Approfondimenti: segnalo la recensione del disco su AllAboutJazz, un’intervista a DeJohnette sullo stesso sito ed infine il sito ufficiale del grande batterista…. e un consiglio, procuratevi questo album con ogni mezzo possibile, non ve ne pentirete.

6 Risposte a “"The Elephant Sleeps But Still Remembers", Jack DeJohnette feat. Bill Frisell (2006)”

  1. Interessante e bellissima recensione; non conosco questo album, e come dici giustamente, devo procurarmelo con tutti i mezzi… 🙂 Frisell è un punto di riferimento e questo ottimo post fa venire voglia di andare a riascoltarlo n po’…

    Ciao

  2. Intanto grazie per i complimenti, forse anche un tantinellino esagerati 😉

    Comunque si, ti consiglio caldamente questo disco perchè è un buon esempio di come si possa mescolare un genere ormai classico come il jazz con l’elettronica e con sonorità assolutamente moderne.

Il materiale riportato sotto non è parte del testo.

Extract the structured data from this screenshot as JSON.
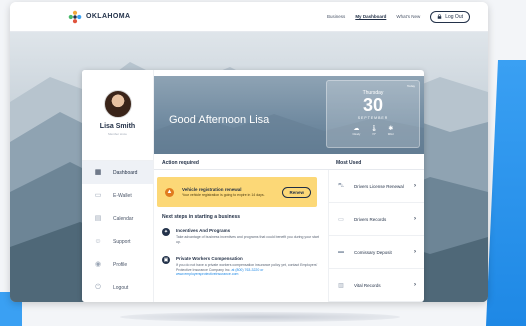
{
  "header": {
    "logo_text": "OKLAHOMA",
    "nav": [
      "Business",
      "My Dashboard",
      "What's New"
    ],
    "logout_label": "Log Out"
  },
  "profile": {
    "name": "Lisa Smith",
    "subtitle": "Member since"
  },
  "sidebar": {
    "items": [
      {
        "label": "Dashboard",
        "icon": "grid-icon",
        "active": true
      },
      {
        "label": "E-Wallet",
        "icon": "wallet-icon",
        "active": false
      },
      {
        "label": "Calendar",
        "icon": "calendar-icon",
        "active": false
      },
      {
        "label": "Support",
        "icon": "support-icon",
        "active": false
      },
      {
        "label": "Profile",
        "icon": "person-icon",
        "active": false
      },
      {
        "label": "Logout",
        "icon": "power-icon",
        "active": false
      }
    ]
  },
  "greeting": "Good Afternoon Lisa",
  "weather": {
    "today_label": "Today",
    "day": "Thursday",
    "date": "30",
    "month": "SEPTEMBER",
    "items": [
      {
        "icon": "cloud-icon",
        "label": "Cloudy"
      },
      {
        "icon": "thermometer-icon",
        "label": "72°"
      },
      {
        "icon": "wind-icon",
        "label": "Wind"
      }
    ]
  },
  "action_required": {
    "title": "Action required",
    "alert_title": "Vehicle registration renewal",
    "alert_text": "Your vehicle registration is going to expire in 14 days.",
    "renew_label": "Renew"
  },
  "next_steps": {
    "title": "Next steps in starting a business",
    "items": [
      {
        "title": "Incentives And Programs",
        "text": "Take advantage of business incentives and programs that could benefit you during your start up."
      },
      {
        "title": "Private Workers Compensation",
        "text": "If you do not have a private workers compensation insurance policy yet, contact Employers' Protective Insurance Company Inc.",
        "link": "at (800) 763-3220 or www.employersprotectiveinsurance.com"
      }
    ]
  },
  "most_used": {
    "title": "Most Used",
    "items": [
      {
        "label": "Drivers License Renewal",
        "icon": "car-icon"
      },
      {
        "label": "Drivers Records",
        "icon": "folder-icon"
      },
      {
        "label": "Comissary Deposit",
        "icon": "deposit-icon"
      },
      {
        "label": "Vital Records",
        "icon": "document-icon"
      }
    ]
  },
  "colors": {
    "accent": "#1e88e5",
    "alert_bg": "#fcd877",
    "alert_icon": "#e07b1f",
    "navy": "#1f2d44"
  }
}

E poi, è bellissimo!!

    Ciao! 🙂

  3. Dopo aver letto questa recensione, devo assolutamente
    procurarmi il cd.
    Fra l’altro Bill e Jack secondo me sono due giganti della musica
    moderna.
    Grazie per il contributo

    1. Ciao,
      assolutamente, ti consiglio di procurartelo. Grande disco!
      Grazie a te per la visita e il commento, e scusa se l’ho pubblicato con tanto ritardo.